Weeknotes for 2021-03-12

What We’re Doing

We created a new EIA 861 archive on Zenodo. It includes data from 1990-2019, to support work Karl Dunkle Werner is doing (and he’s the one that updated our scrapers, and is working on integrating the older years). We noticed that there were changes to the 2012 and 2019 EIA 861 data too. But who knows what those changes entail! There aren’t even any formulae in these spreadsheets. Imagine if they published them as CSVs directly to GitHub, and we could see the diffs. Or use tools like daff to understand how the data is changing over time?
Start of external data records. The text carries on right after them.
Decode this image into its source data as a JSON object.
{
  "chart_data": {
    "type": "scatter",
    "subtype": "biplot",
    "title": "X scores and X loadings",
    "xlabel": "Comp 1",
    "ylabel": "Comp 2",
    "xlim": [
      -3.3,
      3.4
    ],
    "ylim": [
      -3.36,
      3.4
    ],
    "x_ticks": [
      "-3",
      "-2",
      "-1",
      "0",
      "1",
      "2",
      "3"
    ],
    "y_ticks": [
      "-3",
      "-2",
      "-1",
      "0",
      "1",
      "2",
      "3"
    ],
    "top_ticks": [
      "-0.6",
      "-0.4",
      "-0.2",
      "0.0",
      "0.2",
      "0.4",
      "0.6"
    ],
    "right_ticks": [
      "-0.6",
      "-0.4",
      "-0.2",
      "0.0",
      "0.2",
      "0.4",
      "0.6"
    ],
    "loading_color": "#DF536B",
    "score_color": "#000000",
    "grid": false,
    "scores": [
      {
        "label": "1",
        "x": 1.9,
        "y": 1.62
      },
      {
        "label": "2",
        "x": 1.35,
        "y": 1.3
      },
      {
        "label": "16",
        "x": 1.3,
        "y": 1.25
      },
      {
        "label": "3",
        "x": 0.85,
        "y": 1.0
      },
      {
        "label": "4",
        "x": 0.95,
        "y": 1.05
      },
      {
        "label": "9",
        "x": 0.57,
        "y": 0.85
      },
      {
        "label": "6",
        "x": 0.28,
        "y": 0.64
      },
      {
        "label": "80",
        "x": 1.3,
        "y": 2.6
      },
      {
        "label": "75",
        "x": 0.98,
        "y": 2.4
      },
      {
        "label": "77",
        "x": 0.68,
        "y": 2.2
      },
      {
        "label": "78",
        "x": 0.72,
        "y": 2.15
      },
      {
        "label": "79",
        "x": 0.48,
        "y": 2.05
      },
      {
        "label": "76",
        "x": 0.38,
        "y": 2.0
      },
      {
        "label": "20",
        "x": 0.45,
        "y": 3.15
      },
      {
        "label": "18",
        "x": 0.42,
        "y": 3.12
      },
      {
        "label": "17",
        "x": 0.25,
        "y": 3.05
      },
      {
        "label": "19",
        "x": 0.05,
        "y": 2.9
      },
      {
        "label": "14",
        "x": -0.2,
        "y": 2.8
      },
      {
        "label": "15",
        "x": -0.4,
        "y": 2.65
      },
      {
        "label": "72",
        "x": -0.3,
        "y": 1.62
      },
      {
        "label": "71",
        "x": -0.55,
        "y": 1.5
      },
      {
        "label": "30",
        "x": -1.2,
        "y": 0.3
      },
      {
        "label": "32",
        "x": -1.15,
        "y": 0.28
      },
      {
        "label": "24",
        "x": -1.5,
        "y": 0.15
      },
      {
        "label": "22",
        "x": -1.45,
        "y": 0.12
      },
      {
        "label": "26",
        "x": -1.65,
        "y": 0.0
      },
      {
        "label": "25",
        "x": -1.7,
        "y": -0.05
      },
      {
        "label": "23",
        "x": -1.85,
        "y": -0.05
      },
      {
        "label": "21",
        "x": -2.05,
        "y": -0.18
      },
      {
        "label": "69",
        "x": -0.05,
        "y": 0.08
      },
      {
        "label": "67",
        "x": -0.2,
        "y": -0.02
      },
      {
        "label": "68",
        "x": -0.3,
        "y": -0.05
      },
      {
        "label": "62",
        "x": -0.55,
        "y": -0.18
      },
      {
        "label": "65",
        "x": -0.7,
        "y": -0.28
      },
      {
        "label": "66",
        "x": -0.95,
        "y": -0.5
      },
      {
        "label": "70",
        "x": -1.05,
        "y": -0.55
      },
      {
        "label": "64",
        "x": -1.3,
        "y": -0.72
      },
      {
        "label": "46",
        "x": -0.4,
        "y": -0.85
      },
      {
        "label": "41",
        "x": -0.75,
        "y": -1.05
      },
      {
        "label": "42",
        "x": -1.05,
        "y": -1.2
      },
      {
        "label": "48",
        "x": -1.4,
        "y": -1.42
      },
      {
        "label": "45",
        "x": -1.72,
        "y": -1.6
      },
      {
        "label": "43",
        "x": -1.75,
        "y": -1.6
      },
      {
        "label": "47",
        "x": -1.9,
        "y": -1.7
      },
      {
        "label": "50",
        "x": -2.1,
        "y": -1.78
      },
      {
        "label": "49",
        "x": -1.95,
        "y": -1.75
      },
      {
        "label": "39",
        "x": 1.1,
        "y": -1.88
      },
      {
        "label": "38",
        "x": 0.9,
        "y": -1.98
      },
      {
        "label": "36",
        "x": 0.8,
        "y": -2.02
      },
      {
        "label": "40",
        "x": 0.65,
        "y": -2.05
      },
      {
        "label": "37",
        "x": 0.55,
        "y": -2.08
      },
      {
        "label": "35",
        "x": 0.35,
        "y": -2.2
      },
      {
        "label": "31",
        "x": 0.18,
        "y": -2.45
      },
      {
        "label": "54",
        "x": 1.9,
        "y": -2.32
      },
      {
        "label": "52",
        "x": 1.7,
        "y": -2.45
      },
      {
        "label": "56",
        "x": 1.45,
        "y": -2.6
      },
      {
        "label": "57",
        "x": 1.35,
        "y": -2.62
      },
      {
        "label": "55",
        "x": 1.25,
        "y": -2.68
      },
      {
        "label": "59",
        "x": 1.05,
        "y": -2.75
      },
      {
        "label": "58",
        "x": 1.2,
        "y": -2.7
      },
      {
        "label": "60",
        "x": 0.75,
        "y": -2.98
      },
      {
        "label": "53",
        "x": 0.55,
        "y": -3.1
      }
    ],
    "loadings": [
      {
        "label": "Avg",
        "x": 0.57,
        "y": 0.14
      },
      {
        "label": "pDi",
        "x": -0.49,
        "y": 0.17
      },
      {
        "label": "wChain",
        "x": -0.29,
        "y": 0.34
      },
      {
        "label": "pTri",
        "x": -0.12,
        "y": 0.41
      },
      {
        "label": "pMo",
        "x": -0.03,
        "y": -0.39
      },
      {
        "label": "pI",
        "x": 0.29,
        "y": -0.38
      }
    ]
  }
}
Christina and Zane gave a keynote presentation to the 2021 Research Data Access & Preservation (RDAP) Association Summit entitled Distributing Power with Open Data. You can see our slides here.

Zane nominated himself to speak at FERC’s April 16th workshop about the scope and mission of the new Office of Public Participation, focusing on issues of public data accessibility.

Zane finished overhauling our Tox / pytest setup to make it more intuitive and flexible (in the process of documenting the development setup) All the tests that we typically run can be run without needing any command line arguments, and the tests have been split into into distinct unit tests, software integration tests, and data validations. The software dependencies have also been simplified, with only those packages requiring or benefiting from precompiled binaries being specified in both and environment.yml specifications. This was inspired by our documentation update for the v0.4.0 release since it turns out documenting an overly complicated thing is kind of a lot of work, and that work is probably better put toward simplifying the thing instead.

What We’re Reading

  • How to build a community: starting with why? The beginning of what will hopefully be a series of posts from Claire Carroll, the community manager for dbt, on how to cultivate real, supportive online communities of practice around a given project or technology. This is something we’d really like Catalyst to learn how to do in the context of PUDL, and open energy data and modeling more generally.
  • $1.3M in grants were just awarded to open source projects, with support from the Ford Foundation, Sloan Foundation, Open Society Foundations, and others, facilitated by the Open Collective Foundation. They’re trying to develop sustainable funding / support system for open source infrastructure. More information on the program over on the Open Collective and also at the Ford Foundation. Some of their research findings so far.
  • RS21 looks like an interesting data consultancy, doing a lot of work with the public sector and NGOs.
  • VSCode Atom is Dead! Long live Atom! With Microsoft’s purchase of GitHub, development on the Atom editor has waned, and it’s started to feel a bit like abandonware. And given that Microsoft also maintains VS Code, it seems like it’s only a matter of time before we have no choice but to switch… to something. So we started playing around with VS Code, and it’s great!
  • A curated list of open technology projects to sustain a stable climate, energy supply, and vital natural resources. Gotta get PUDL in their dataset section!
  • Cloud native repositories for big scientific data, a paper by Ryan Abernathey et al., talking about the benefits of “Analysis Ready Cloud Optimized” (ARCO) datasets and developments in the field. Lots of parallels with where we’re going with PUDL, but with several orders of magnitude difference in the scale of the data.
  • Eliminating Toil: a definition of Toil from Google, and some musings on why less of it is better. Definitely resonated with the word we’re doing in PUDL.
  • Another look at utility political spending from the Energy & Policy Institute. This time they’re looking FERC Account 426.4, again based on data we’ve liberated from the FERC Form 1, in combination with their own mapping between utilities and their parent holding companies. Here’s the original query from our data.